Whether you found it entertaining, frightening, or both at the same time, Jeff Orlowski’s informative documentary, “The Social Dilemma,” certainly made us all stop and think: about social media companies, our data, and our kids. But it also made us think about what we think about. Was buying that new sweater or having that opinion really “my idea” or did an algorithm that gets smarter with every click convince me to think this way? As a media agency that cares deeply about intention, we wanted to take this moment to stop and think as well, about the important issues this film raises and our shared responsibility to ensure the tools that connect us never divide us.
Since marketing is our business, the fact that social media companies are collecting our data and tracking our behavior is not news. As Butler/Till’s Digital Media Supervisor, Christine Falcipieri, explains, “Because of what I know about data collection, I am personally very cautious about how I use platforms and the information I openly give.” But even experts can be taken aback when presented with the sheer scale of these efforts and the very real effects they’re having on our society, especially young people. “It resonated close to home as a parent and the responsibility I have to raise my daughter to be a great person with high self-esteem and an appreciation of real, in-person contact and communication,” said Creative Director, Donna VonDerLinn.
So who bears responsibility for curbing these negative effects? The companies themselves? The government? The users? The documentary argues that this answer is not black and white, but it also makes clear that the status quo is not working, particularly as we approach an election clouded by disinformation. “The major tech companies should have total responsibility to ensure that their platforms are not used to spread misinformation and hate speech,“ says Senior Publisher Direct Specialist, Alex Lindroth. “I think a platform like Facebook should feel a moral obligation to weed out misinformation and hate speech,” Falcipieri adds.
But who gets to define “misinformation” and “hate speech?” Do algorithms have morals? “It’s hard to draw a firm line between one person’s view of freedom and another’s hate speech,” explains Agent Experience Consultant, George Heissenberger. “It’s not something you can write a code to detect.” As several subjects of the film suggest, perhaps some form of universal standards might then be required that only government legislation can provide. “Should tech companies police themselves?” asks Copywriter, Matt Kirsch. “I don’t think any company or group is really capable of policing itself, especially if they’re a for-profit endeavor.”
And speaking of intention, where do the users themselves fit into this data loop? Are we trading away some of our information in order to take advantage of the convenience these tools afford us? “Our data is the exchange we pay to utilize the service they are providing,” says Integrated Planner, Lauren Morgan. “I would love to know if there were paid versions of Facebook and Google without advertising or data collection, how many people would participate and at what cost would they be willing to pay for that.” As these platforms become further entrenched in our lives, this “exchange” becomes more and more unconscious. “While watching the film I checked my Instagram, Facebook, and TikTok at least ten times.

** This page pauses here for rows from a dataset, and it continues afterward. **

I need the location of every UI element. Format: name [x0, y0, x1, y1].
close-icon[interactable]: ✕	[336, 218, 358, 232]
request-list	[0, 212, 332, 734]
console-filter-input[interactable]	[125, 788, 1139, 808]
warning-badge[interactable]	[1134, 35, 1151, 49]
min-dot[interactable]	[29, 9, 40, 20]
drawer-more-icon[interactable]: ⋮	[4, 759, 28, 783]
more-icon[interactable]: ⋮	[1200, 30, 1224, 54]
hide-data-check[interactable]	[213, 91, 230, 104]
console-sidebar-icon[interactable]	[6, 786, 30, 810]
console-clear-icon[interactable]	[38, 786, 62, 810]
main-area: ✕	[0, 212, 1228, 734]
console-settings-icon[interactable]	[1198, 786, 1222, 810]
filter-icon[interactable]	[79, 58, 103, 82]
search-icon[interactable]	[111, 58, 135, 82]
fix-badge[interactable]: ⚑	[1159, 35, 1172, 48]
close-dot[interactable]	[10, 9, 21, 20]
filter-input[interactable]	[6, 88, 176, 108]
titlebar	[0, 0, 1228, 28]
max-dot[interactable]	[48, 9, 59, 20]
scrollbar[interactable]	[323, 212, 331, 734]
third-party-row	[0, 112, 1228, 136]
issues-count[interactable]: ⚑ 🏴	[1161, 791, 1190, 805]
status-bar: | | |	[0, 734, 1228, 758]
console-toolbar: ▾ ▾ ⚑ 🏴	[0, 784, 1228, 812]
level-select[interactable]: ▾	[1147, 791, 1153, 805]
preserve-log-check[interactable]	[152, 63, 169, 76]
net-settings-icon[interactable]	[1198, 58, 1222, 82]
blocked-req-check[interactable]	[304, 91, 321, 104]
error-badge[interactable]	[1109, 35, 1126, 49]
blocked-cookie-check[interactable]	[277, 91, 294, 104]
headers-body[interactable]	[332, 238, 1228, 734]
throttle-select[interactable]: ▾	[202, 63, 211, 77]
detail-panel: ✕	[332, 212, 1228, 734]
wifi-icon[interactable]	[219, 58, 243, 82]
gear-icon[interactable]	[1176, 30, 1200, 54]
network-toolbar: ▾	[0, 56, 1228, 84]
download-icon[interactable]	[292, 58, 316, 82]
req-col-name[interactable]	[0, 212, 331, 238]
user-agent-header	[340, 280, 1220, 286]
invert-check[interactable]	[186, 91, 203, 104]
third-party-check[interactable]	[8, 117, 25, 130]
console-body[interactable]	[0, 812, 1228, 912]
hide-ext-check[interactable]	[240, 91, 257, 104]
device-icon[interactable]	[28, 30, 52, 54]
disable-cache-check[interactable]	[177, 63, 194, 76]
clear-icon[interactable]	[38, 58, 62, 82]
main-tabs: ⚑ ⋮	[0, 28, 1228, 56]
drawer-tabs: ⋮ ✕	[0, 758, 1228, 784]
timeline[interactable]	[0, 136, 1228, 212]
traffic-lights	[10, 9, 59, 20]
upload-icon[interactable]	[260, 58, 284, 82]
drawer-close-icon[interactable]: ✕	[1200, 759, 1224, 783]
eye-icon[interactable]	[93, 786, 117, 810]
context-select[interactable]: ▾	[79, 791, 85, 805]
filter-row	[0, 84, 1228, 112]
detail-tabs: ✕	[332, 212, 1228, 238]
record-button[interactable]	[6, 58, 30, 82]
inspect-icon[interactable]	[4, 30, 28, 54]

Even hearing the word ‘Instagram’ triggered me to check my feed and refresh,” Morgan adds.
In the end, the “Social Dilemma” left us with a lot of questions and not a lot of immediate solutions. Perhaps its goal was not to solve this complicated problem, but instead to remind us of our own humanity. Self-awareness is a distinctly human trait and it’s not something we should give up lightly. “I think these bigger tech companies need to start making us feel like we are humans vs. data points to make money,” Agent Experience Consultant, Sarah Corey explains. This is an important lesson that extends to every piece of work we do here at Butler/Till. The data, the spreadsheets, the algorithms, that’s not the work. The human connections these tools help build, that’s the work, and that’s what we value as an agency.